Murphy pointed out that people do not often associate Marines with toys. “There are few Marines in the toy and game industries,” he said. “I hired the only other one I know of, in fact.” Things came together quickly for INVICTA Challenge. “Our first milestone was to meet the Barnes & Noble buyer at the Dallas Toy Show in October 2014,” said Murphy. “She liked what we were putting together enough to ask us to come out to New York City. We built the sales effort from there, but the next big milestone was when we were one of the winners of the Veterans’ Business Battle in Houston. These were the key milestones – getting buyer interest, and then finding a way to get the capital to make a business.”
Murphy recalled his own days as a job seeker, having to overcome military stereotypes. “It was a bit of a challenge to convince hiring managers at creative companies that I was not a hierarchical drone,” said Murphy. “I had to convince them with my passion and knowledge, and with my sense of humor. For example, when they asked me why I joined the Marine Corps, I told them that it was the closest thing to the Jedi Knights I could find.”
He said it is important for a servicemember to have a plan when looking for a civilian career. “Figure out something you love, and then learn everything you can about how that business works. It could be firearms or it could be cooking, but find people who do that for a living and call them or email them. You have to have the courage to reach out to these people, too. Do not be afraid to talk to people.”
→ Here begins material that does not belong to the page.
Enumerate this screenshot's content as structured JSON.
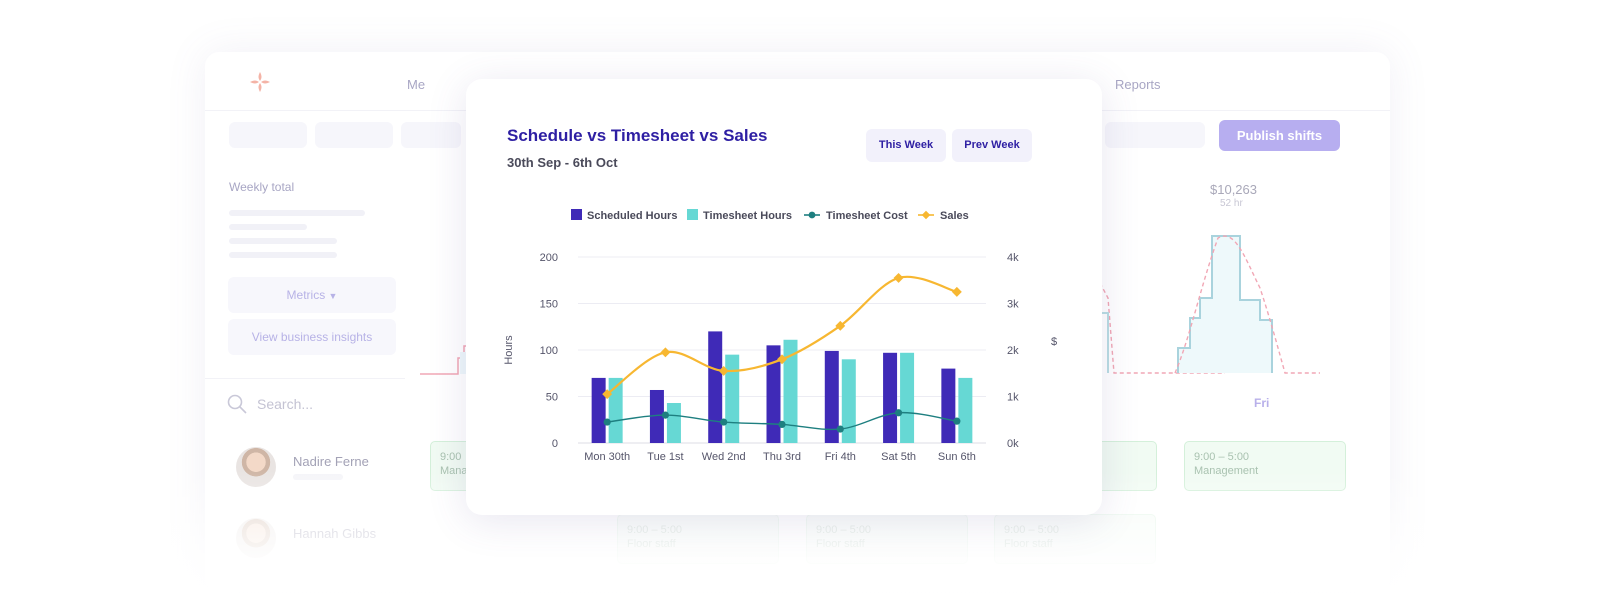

You must also persevere. “I can outlast most everyone around me, whether it’s getting ready for licensor pitch or running a booth at a trade show,” said Murphy. “You will have that advantage. You also get very good at psychology in the military – figuring out someone’s motivation and needs and factoring that into your approach to them.
“Persistence – a key military trait – helped me find my first civilian job. If you want to be successful, find a field you love that has growth opportunities, and get a position there. Mission focus and professionalism have been key to my success. I also benefited from the MBA program at the University of Southern California. They are very supportive of veterans at the undergrad and graduate levels.”
Another attitude that Murphy developed in the military Corps has paid off as he has built his own business. “In the Marine Corps, failure was never an option,” he said. “Entrepreneurs need to have the same attitude.”
Murphy said that a certain type of veteran will be successful no matter what he or she wants to do. “There are two types of people in the military,” he said. “Some people want to test themselves in an environment that 98 percent of their fellow citizens don’t have the stomach for. Others, sadly, relish being told what to wear, what to eat, and where to go. The latter will fail on the outside. Decide to be the former, and decide on your post-military mission. Then go out and achieve that mission.”
As for working at INVICTA Challenge, Murphy encourages job seekers to get to know the company first. “Spend some time to understand what we do and why we do it, and then show us how you would help us do that better,” he said. “Tell us an INVICTA story that we should be making. Tell us how we can reach a bigger or better market. Show us how you will be a force multiplier for our team.”